9. Be graceful in victory and realize you got lucky. To the hospital’s immense credit, they sent a refund to our insurance company and reissued the bill without the $10,000 trauma activation. They could have refused. What would my recourse have been? To hire a lawyer? Try to interest my insurer in fighting over a measly $10,000 charge? That is a tiny line item in their book of business.
I believe in free-market solutions almost as strongly as I believe in abiding scientific principles such as relativity. I think the quality of care in the U.S., if you have the right insurance, is the finest in the world. As a biotech executive, I think the U.S. is responsible for driving more global medical innovation than any other nation.

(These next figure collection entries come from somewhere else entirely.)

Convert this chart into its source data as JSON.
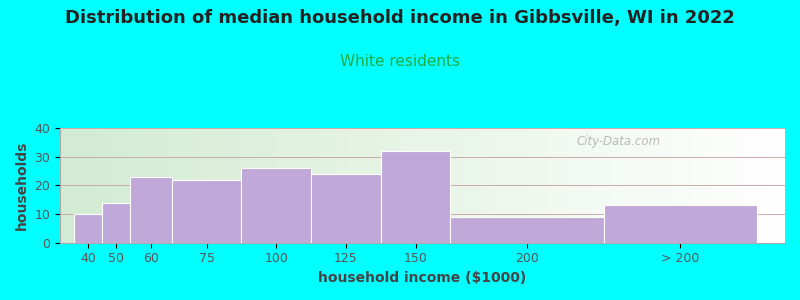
{
  "title": "Distribution of median household income in Gibbsville, WI in 2022",
  "subtitle": "White residents",
  "xlabel": "household income ($1000)",
  "ylabel": "households",
  "background_color": "#00FFFF",
  "bar_color": "#C0A8D8",
  "bar_edge_color": "#FFFFFF",
  "categories": [
    "40",
    "50",
    "60",
    "75",
    "100",
    "125",
    "150",
    "200",
    "> 200"
  ],
  "values": [
    10,
    14,
    23,
    22,
    26,
    24,
    32,
    9,
    13
  ],
  "ylim": [
    0,
    40
  ],
  "yticks": [
    0,
    10,
    20,
    30,
    40
  ],
  "title_fontsize": 13,
  "subtitle_fontsize": 11,
  "subtitle_color": "#22AA44",
  "axis_label_fontsize": 10,
  "tick_fontsize": 9,
  "watermark": "City-Data.com",
  "bar_lefts": [
    35,
    45,
    55,
    70,
    95,
    120,
    145,
    170,
    225
  ],
  "bar_widths": [
    10,
    10,
    15,
    25,
    25,
    25,
    25,
    55,
    55
  ],
  "xlim_left": 30,
  "xlim_right": 290
}
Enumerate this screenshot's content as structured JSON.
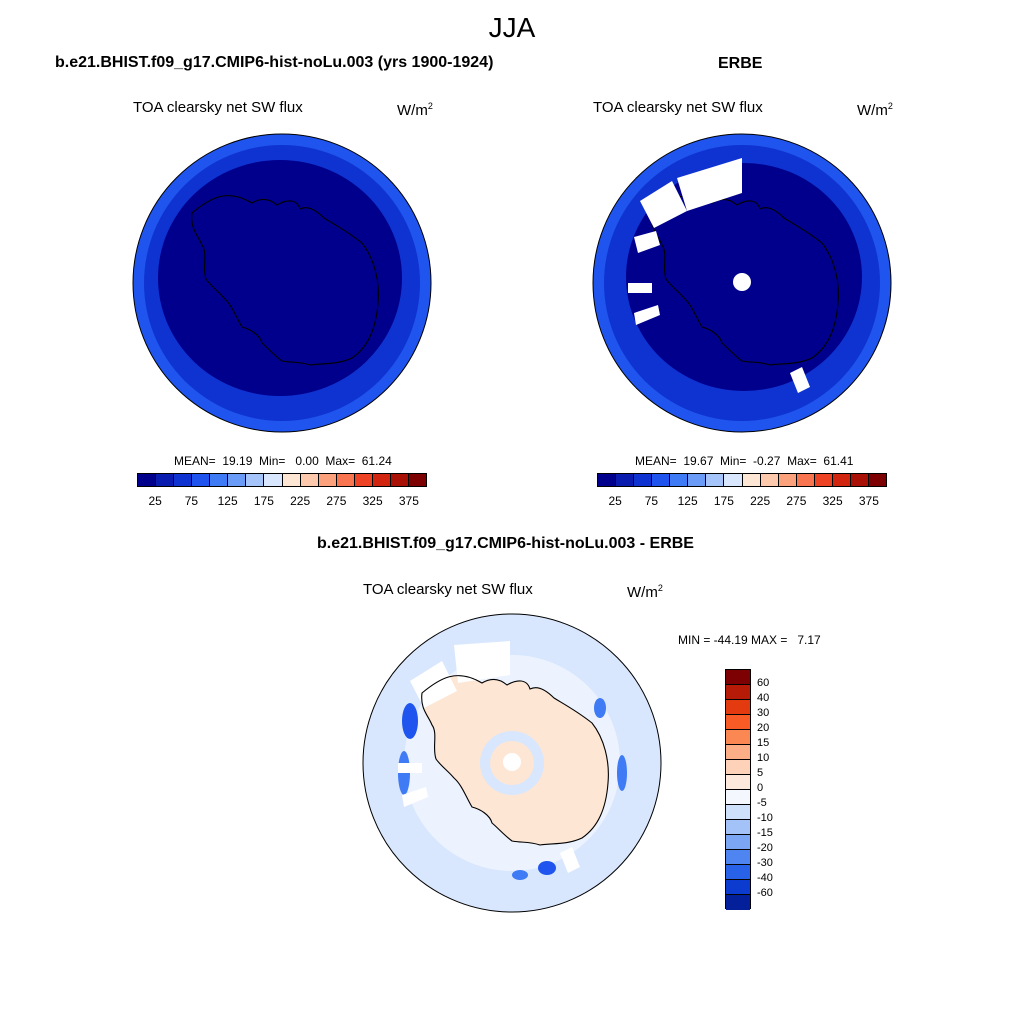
{
  "season": "JJA",
  "units": "W/m",
  "units_sup": "2",
  "panels": {
    "model": {
      "title": "b.e21.BHIST.f09_g17.CMIP6-hist-noLu.003 (yrs 1900-1924)",
      "variable": "TOA clearsky net SW flux",
      "stats": "MEAN=  19.19  Min=   0.00  Max=  61.24"
    },
    "obs": {
      "title": "ERBE",
      "variable": "TOA clearsky net SW flux",
      "stats": "MEAN=  19.67  Min=  -0.27  Max=  61.41"
    },
    "diff": {
      "title": "b.e21.BHIST.f09_g17.CMIP6-hist-noLu.003 - ERBE",
      "variable": "TOA clearsky net SW flux",
      "stats": "MIN = -44.19 MAX =   7.17"
    }
  },
  "colorbar_main": {
    "colors": [
      "#00008c",
      "#0a1bb0",
      "#0f33d0",
      "#1f55ee",
      "#3e7bf5",
      "#6a9cf7",
      "#a4c4fa",
      "#d8e7fd",
      "#fde6d4",
      "#fcc9ad",
      "#fba27c",
      "#f8754f",
      "#ef4325",
      "#d2250f",
      "#a91006",
      "#7d0003"
    ],
    "ticks": [
      "25",
      "75",
      "125",
      "175",
      "225",
      "275",
      "325",
      "375"
    ]
  },
  "colorbar_diff": {
    "colors": [
      "#7d0003",
      "#b51b07",
      "#e33a10",
      "#f95b27",
      "#fb8753",
      "#fcae86",
      "#fdd2b8",
      "#fde9dc",
      "#f4f8fe",
      "#cfe0fb",
      "#a3c3f8",
      "#7aa6f4",
      "#4f85f0",
      "#2862e9",
      "#0c3ccf",
      "#03209a"
    ],
    "ticks": [
      "60",
      "40",
      "30",
      "20",
      "15",
      "10",
      "5",
      "0",
      "-5",
      "-10",
      "-15",
      "-20",
      "-30",
      "-40",
      "-60"
    ]
  },
  "map_colors": {
    "deep": "#00008c",
    "mid": "#0f33d0",
    "edge": "#1f55ee",
    "diff_light": "#d8e7fd",
    "diff_pale": "#ecf3fe",
    "diff_warm": "#fde6d4",
    "diff_blue": "#3e7bf5",
    "diff_dark": "#1f55ee",
    "missing": "#ffffff"
  }
}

But our actual delivery system is just a mess. The new Affordable Care Act is just “a complex and somewhat ugly patch on a complex and somewhat ugly system,” as Princeton economist Uwe Reinhardt put it. Nothing will change until we shift incentives away from overuse and upcoding, but both Democrats and Republicans have spent more of their time attempting to scare their constituencies than they have deeply examining incentives and proposing any solutions—free market or otherwise. Which leads me to:
Step 10. Skip medical school and law school and get your child a helmet.
Dr. David is co-founder and chief strategy officer of Organovo Inc., a biotech company in California.